The Roald Dahl Museum and Story Centre in Great Missenden has got it all right. From the moment you see the painted exterior, you know it’s going to be fun.

dahl museum exterior

Inside, huge Wonka bars that smell of chocolate take you through to an absorbing array of documents and information from Dahl’s fascinating life. School reports, letters to his mother, handwritten notes on story ideas …

dahl reports and letters  dahl school report

I particularly enjoyed this glass-covered display:

dahl story seed note  dahl notebook

Then there was the recreation of Dahl’s writing hut, a glass box full of inspiration complete with knick-knacks and the chair …

chair 2

chair 1

After browsing, listening and watching, a Story Centre awaited with lots of hands-on activities. Story sacks, a craft corner, word games, plus a replica writing chair to try out.

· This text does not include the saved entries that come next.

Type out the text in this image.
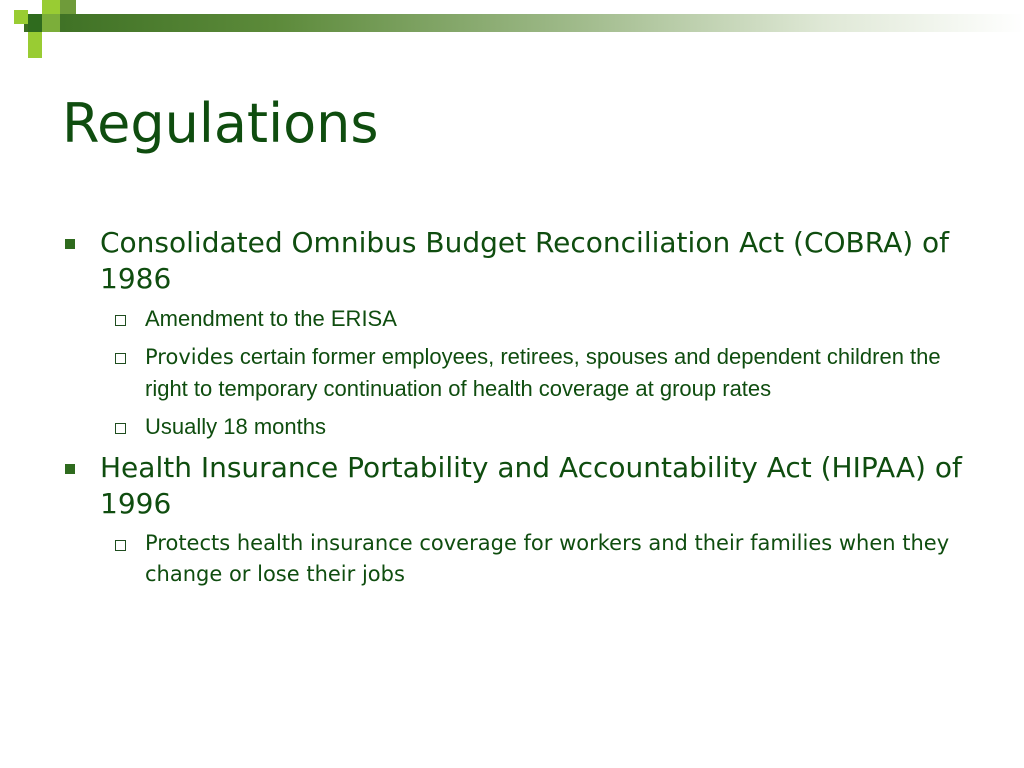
Regulations
Consolidated Omnibus Budget Reconciliation Act (COBRA) of 1986
Amendment to the ERISA
Provides certain former employees, retirees, spouses and dependent children the right to temporary continuation of health coverage at group rates
Usually 18 months
Health Insurance Portability and Accountability Act (HIPAA) of 1996
Protects health insurance coverage for workers and their families when they change or lose their jobs
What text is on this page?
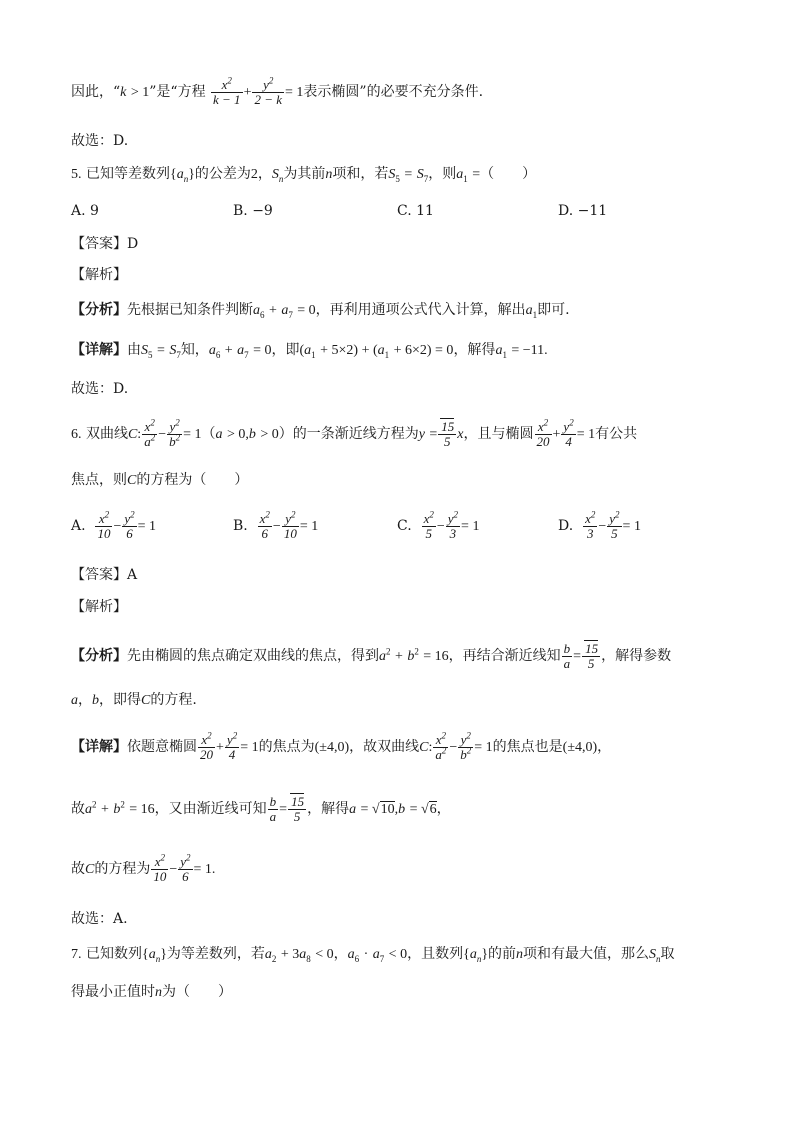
因此，“k > 1”是“方程 $\frac{x^2}{k - 1} + \frac{y^2}{2 - k} = 1$表示椭圆”的必要不充分条件.
故选：D.
5. 已知等差数列$\{a_n\}$的公差为2，$S_n$为其前n项和，若$S_5 = S_7$，则$a_1$ =（　　）
A. 9	B. −9	C. 11	D. −11
【答案】D
【解析】
【分析】先根据已知条件判断$a_6 + a_7 = 0$，再利用通项公式代入计算，解出$a_1$即可.
【详解】由$S_5 = S_7$知，$a_6 + a_7 = 0$，即$(a_1 + 5\times 2) + (a_1 + 6\times 2) = 0$，解得$a_1 = -11$.
故选：D.
6. 双曲线C: $\frac{x^2}{a^2} - \frac{y^2}{b^2} = 1(a > 0,b > 0)$的一条渐近线方程为$y = \frac{15}{5}$ x，且与椭圆 $\frac{x^2}{20} + \frac{y^2}{4} = 1$有公共
焦点，则C的方程为（　　）
A. $\frac{x^2}{10} - \frac{y^2}{6} = 1$	B. $\frac{x^2}{6} - \frac{y^2}{10} = 1$	C. $\frac{x^2}{5} - \frac{y^2}{3} = 1$	D. $\frac{x^2}{3} - \frac{y^2}{5} = 1$
【答案】A
【解析】
【分析】先由椭圆的焦点确定双曲线的焦点，得到$a^2 + b^2 = 16$，再结合渐近线知 $\frac{b}{a} = \frac{15}{5}$ ，解得参数
a，b，即得C的方程.
【详解】依题意椭圆 $\frac{x^2}{20} + \frac{y^2}{4} = 1$的焦点为(±4,0)，故双曲线C: $\frac{x^2}{a^2} - \frac{y^2}{b^2} = 1$的焦点也是(±4,0)，
故$a^2 + b^2 = 16$，又由渐近线可知 $\frac{b}{a} = \frac{15}{5}$ ，解得a = √10,b = √6，
故C的方程为 $\frac{x^2}{10} - \frac{y^2}{6} = 1$.
故选：A.
7. 已知数列$\{a_n\}$为等差数列，若$a_2 + 3a_8 < 0$，$a_6 \cdot a_7 < 0$，且数列$\{a_n\}$的前n项和有最大值，那么$S_n$取
得最小正值时n为（　　）
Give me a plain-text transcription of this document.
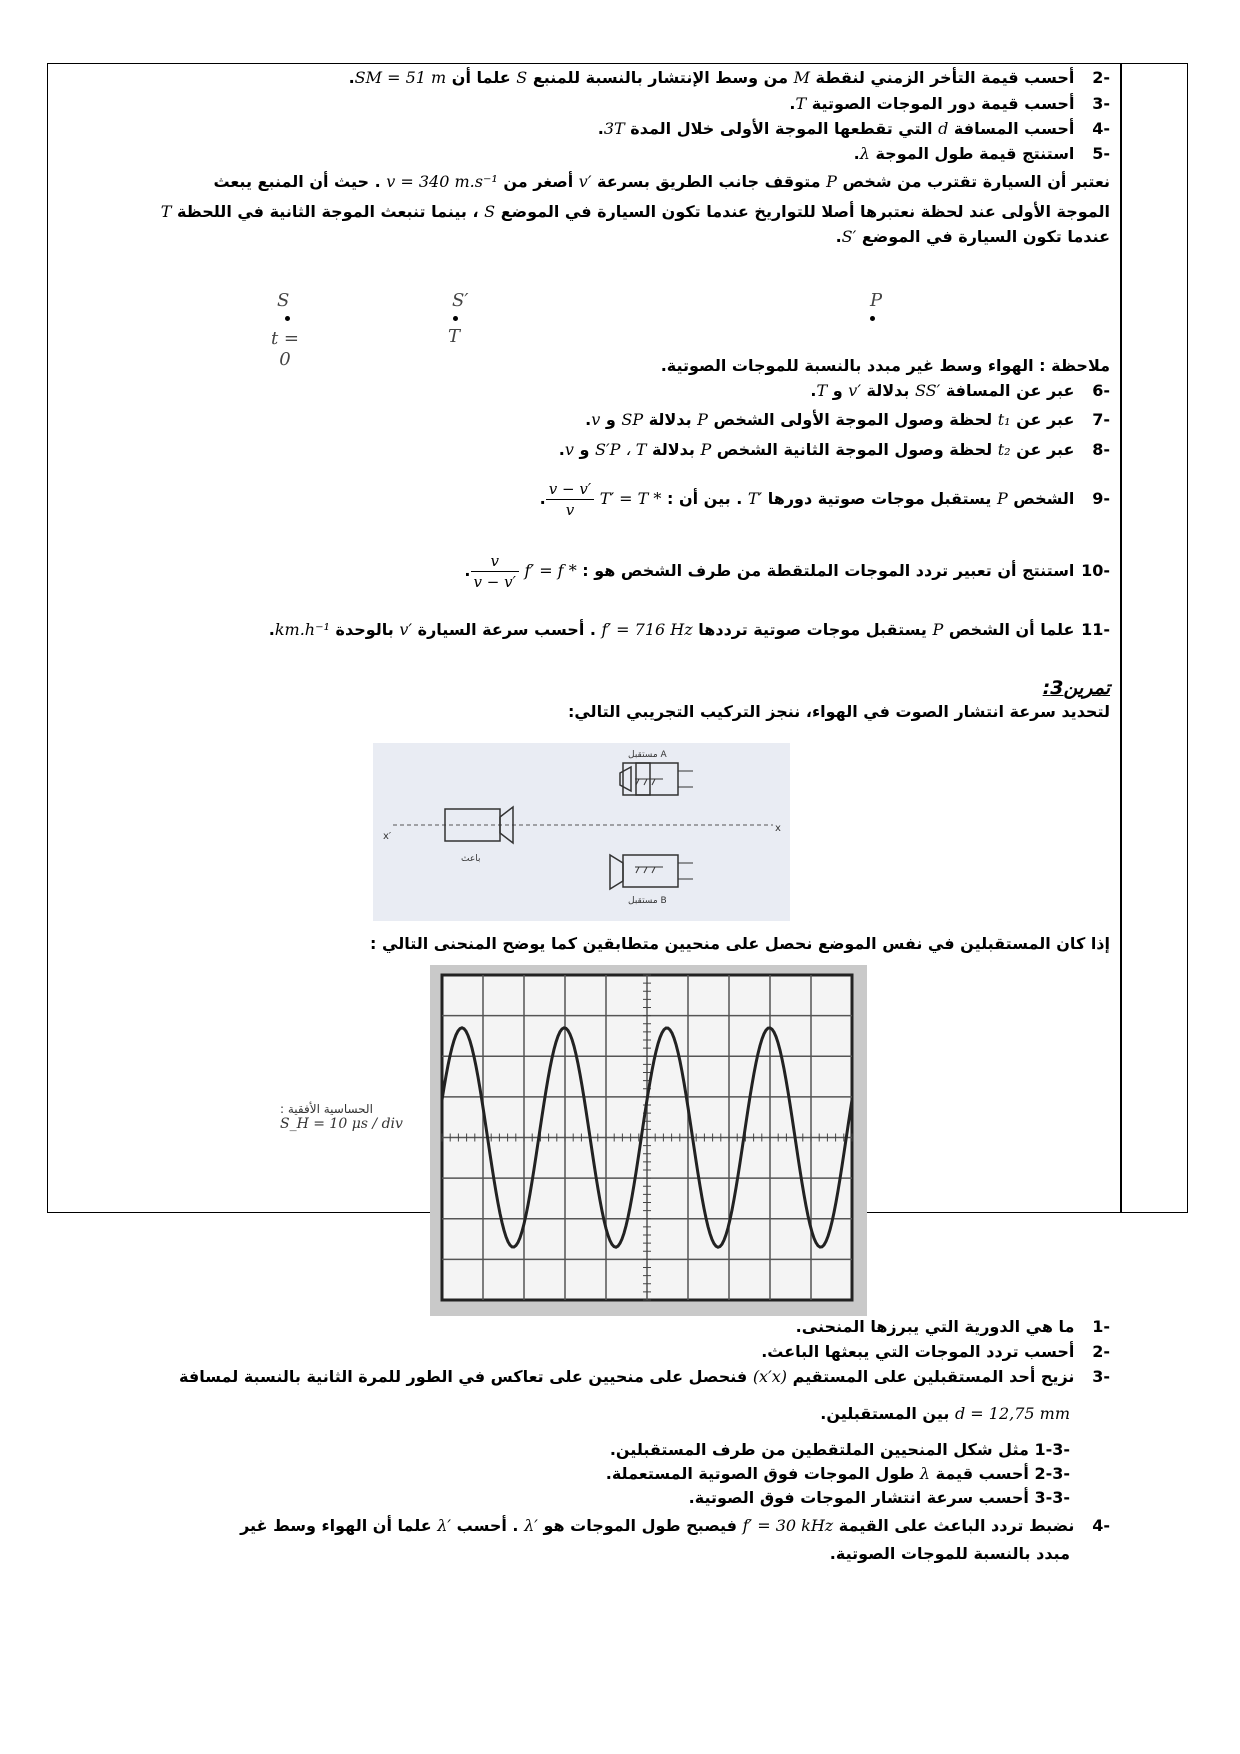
-2 أحسب قيمة التأخر الزمني لنقطة M من وسط الإنتشار بالنسبة للمنبع S علما أن SM = 51 m.
-3 أحسب قيمة دور الموجات الصوتية T.
-4 أحسب المسافة d التي تقطعها الموجة الأولى خلال المدة 3T.
-5 استنتج قيمة طول الموجة λ.
نعتبر أن السيارة تقترب من شخص P متوقف جانب الطريق بسرعة v′ أصغر من v = 340 m.s⁻¹ . حيث أن المنبع يبعث
الموجة الأولى عند لحظة نعتبرها أصلا للتواريخ عندما تكون السيارة في الموضع S ، بينما تنبعث الموجة الثانية في اللحظة T
عندما تكون السيارة في الموضع S′.
S
t = 0
S′
T
P
ملاحظة : الهواء وسط غير مبدد بالنسبة للموجات الصوتية.
-6 عبر عن المسافة SS′ بدلالة v′ و T.
-7 عبر عن t₁ لحظة وصول الموجة الأولى الشخص P بدلالة SP و v.
-8 عبر عن t₂ لحظة وصول الموجة الثانية الشخص P بدلالة S′P ، T و v.
-9 الشخص P يستقبل موجات صوتية دورها T′ . بين أن : T′ = T *
$\frac{v - v'}{v}$
.
-10 استنتج أن تعبير تردد الموجات الملتقطة من طرف الشخص هو : f′ = f *
$\frac{v}{v - v'}$
.
-11 علما أن الشخص P يستقبل موجات صوتية ترددها f′ = 716 Hz . أحسب سرعة السيارة v′ بالوحدة km.h⁻¹.
تمرين3:
لتحديد سرعة انتشار الصوت في الهواء، ننجز التركيب التجريبي التالي:
مستقبل A
مستقبل B
باعث
x′
x
إذا كان المستقبلين في نفس الموضع نحصل على منحيين متطابقين كما يوضح المنحنى التالي :
الحساسية الأفقية :
S_H = 10 μs / div
-1 ما هي الدورية التي يبرزها المنحنى.
-2 أحسب تردد الموجات التي يبعثها الباعث.
-3 نزيح أحد المستقبلين على المستقيم (x′x) فنحصل على منحيين على تعاكس في الطور للمرة الثانية بالنسبة لمسافة
d = 12,75 mm بين المستقبلين.
-1-3 مثل شكل المنحيين الملتقطين من طرف المستقبلين.
-2-3 أحسب قيمة λ طول الموجات فوق الصوتية المستعملة.
-3-3 أحسب سرعة انتشار الموجات فوق الصوتية.
-4 نضبط تردد الباعث على القيمة f′ = 30 kHz فيصبح طول الموجات هو λ′ . أحسب λ′ علما أن الهواء وسط غير
مبدد بالنسبة للموجات الصوتية.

Having enjoyed so many Roald Dahl stories as a child, reading them now with my children, and trying to write my first novel, I found the whole experience thoroughly exhilarating.

More information can be found on the museum website here. I highly recommend a visit; it really is flushbunkingly gloriumptious.

Deadline within a deadline

It’s the final push for that first draft. I’ve finished all other assignments for my MA, so no excuses, no procrastination. I’ve broken it down to make it seem manageable: I need to write at least 600 words of my novel per day (from today) to complete the first draft this calendar year, and allow time for editing and revisions in 2014. It sounds easy, but life can so often get in the way. However, I’ve been looking forward to this phase all summer and feel a new determination settling over me. Thank goodness. Plus, my new writing ‘den’ is almost up and running. I’ll be showing you around within the next few days.

Six-hundred words per day until 31st December 2013.

That’s my deadline within the final deadline, which is

to submit the novel next September.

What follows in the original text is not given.